Back to notes Concepts January 4, 2026 244 words

Loss

Mean Squared Error (MSE) / Least Squares

Earliest version of a loss function, attributed to Gauss and Legendre. $L = \frac{1}{n}\sum(y - \hat{y})^2$ Best for regression-like problems.

Cross-Entropy (Log Loss)

Instead of having a numeric value of the loss, used when we want how likely the result was. This is necessary as MSE doesn't work that well with classification problems.

Categorical Cross-Entropy

Used for multiple classes $L = -\sum_{c=1}^{M} y_{o,\,c} \log(p_{o,\,c})$ where:

$M$ is number of classes

Binary Cross-Entropy

Used for yes/no questions $L = -[y \cdot \log(p) + (1-y) \cdot \log(1-p)]$

Hinge Loss

Like cross entropy but doesn't measure distance as long as prediction is true.
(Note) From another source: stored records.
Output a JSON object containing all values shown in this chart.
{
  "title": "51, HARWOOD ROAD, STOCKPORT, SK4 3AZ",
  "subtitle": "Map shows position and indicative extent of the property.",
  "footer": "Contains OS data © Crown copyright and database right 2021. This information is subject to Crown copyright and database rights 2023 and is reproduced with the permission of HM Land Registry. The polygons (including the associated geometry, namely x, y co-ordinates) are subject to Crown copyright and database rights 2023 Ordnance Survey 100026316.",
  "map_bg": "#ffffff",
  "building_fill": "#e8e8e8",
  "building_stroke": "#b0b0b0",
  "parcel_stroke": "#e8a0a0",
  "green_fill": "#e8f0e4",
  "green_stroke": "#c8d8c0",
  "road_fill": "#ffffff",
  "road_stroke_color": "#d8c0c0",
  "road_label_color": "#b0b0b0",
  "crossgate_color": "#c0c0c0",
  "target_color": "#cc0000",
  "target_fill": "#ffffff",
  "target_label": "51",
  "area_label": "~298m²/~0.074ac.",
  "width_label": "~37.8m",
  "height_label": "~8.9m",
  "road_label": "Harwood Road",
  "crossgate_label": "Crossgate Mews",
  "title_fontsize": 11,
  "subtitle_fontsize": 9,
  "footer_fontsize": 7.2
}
This comes from Support Vector Machines. $L = max(0, 1 - y * \hat{y})$

Focal Loss

Cross-entropy is overwhelmed when data is imbalanced and there's a majority class. Focal Loss adds a reshaping factor so that down-weight easy (more occurring) examples and focus on hard (less occurring) examples. $L = -(1 - p_t)^\gamma \cdot\log(p_t)$ where:

$\gamma$ is the reshaping factor.

Direct Preference Optimization (DPO) Loss

In scenarios where users can prefer some of the outputs and reject some of them, there needs to be a mechanism that increases the likelihood of winning outputs and decrease the likelihood of losing outputs.
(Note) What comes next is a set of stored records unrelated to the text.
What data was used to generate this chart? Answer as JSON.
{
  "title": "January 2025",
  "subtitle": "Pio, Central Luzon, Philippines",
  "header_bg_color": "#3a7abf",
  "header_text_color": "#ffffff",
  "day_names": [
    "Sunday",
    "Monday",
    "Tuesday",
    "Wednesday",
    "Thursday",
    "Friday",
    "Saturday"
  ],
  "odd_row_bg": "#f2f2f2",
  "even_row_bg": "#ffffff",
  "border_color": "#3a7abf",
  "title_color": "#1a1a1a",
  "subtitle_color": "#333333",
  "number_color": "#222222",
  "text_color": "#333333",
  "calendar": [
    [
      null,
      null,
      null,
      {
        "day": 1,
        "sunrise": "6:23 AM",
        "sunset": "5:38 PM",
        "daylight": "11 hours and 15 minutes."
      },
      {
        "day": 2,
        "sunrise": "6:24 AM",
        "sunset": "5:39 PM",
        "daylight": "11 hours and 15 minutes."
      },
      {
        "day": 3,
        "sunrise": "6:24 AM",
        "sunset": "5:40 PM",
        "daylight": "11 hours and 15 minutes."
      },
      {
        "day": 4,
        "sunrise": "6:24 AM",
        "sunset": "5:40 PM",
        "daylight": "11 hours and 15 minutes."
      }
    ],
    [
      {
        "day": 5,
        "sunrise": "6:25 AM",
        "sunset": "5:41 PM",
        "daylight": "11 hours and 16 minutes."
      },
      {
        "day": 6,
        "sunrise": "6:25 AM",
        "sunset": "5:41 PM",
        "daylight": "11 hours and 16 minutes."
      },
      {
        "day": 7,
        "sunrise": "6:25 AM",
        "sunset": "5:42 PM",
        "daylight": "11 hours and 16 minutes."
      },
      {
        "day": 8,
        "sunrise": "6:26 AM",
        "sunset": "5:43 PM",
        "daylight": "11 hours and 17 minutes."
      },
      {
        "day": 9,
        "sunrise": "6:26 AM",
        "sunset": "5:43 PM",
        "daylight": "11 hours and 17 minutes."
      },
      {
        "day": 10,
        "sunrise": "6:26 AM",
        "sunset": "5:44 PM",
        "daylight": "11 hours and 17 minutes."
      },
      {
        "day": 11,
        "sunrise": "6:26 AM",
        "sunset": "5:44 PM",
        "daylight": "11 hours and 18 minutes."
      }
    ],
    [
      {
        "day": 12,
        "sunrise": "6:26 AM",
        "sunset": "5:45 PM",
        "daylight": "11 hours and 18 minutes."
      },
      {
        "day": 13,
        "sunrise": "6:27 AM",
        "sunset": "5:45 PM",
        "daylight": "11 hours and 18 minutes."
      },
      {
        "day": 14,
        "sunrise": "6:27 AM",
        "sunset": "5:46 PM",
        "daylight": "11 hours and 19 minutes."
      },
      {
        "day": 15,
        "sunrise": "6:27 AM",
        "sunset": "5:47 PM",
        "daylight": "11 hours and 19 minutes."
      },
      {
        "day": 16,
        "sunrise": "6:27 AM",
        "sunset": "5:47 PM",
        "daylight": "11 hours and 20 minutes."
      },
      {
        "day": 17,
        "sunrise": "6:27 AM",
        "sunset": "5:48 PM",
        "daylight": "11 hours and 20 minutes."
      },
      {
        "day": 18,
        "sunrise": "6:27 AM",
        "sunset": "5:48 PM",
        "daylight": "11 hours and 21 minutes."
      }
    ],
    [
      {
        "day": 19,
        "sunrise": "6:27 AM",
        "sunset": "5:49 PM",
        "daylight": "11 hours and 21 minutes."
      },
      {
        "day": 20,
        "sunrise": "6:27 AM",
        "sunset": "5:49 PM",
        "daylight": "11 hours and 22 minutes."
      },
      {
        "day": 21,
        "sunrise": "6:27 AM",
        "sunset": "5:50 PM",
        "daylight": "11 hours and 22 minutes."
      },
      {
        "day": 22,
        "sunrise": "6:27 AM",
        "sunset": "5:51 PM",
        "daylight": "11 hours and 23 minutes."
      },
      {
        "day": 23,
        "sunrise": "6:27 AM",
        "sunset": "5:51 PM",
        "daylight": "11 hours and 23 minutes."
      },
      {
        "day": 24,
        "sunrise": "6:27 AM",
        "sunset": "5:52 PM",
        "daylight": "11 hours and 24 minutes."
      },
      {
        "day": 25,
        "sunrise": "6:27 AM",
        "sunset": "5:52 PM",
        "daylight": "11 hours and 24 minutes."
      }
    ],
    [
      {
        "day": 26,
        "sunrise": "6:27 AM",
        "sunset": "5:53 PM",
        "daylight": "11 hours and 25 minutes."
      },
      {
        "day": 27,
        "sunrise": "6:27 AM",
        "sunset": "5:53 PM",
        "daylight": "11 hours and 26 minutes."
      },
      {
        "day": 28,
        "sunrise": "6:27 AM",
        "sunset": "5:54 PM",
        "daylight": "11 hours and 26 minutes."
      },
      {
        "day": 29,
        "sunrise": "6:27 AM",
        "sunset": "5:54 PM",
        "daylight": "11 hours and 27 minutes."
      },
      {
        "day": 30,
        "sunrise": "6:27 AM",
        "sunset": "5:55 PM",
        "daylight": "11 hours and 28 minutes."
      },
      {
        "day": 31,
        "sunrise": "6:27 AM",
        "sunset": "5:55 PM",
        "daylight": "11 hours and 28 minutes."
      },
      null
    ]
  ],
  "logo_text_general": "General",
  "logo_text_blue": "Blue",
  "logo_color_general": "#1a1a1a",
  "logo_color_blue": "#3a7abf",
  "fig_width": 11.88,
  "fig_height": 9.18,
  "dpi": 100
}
DPO is designed to solve this issue

L_{\text{DPO}}(\pi_\theta, \pi_{\text{ref}}) = -\mathbb{E}_{(x, y_w, y_l)\sim D}\left[ \log \sigma \left( \underbrace{ \beta\log\frac{ \pi_\theta(y_w|x)} { \pi_{\text{ref}}(y_w|x) } }_{\substack{\text{Minimize preferred} \\ \text{output}}} - \underbrace{ \beta\log\frac{ \pi_\theta(y_l|x)} { \pi_{\text{ref}}(y_l|x) } }_{\substack{\text{Minimize dispreffered} \\ \text{output}}} \right) \right]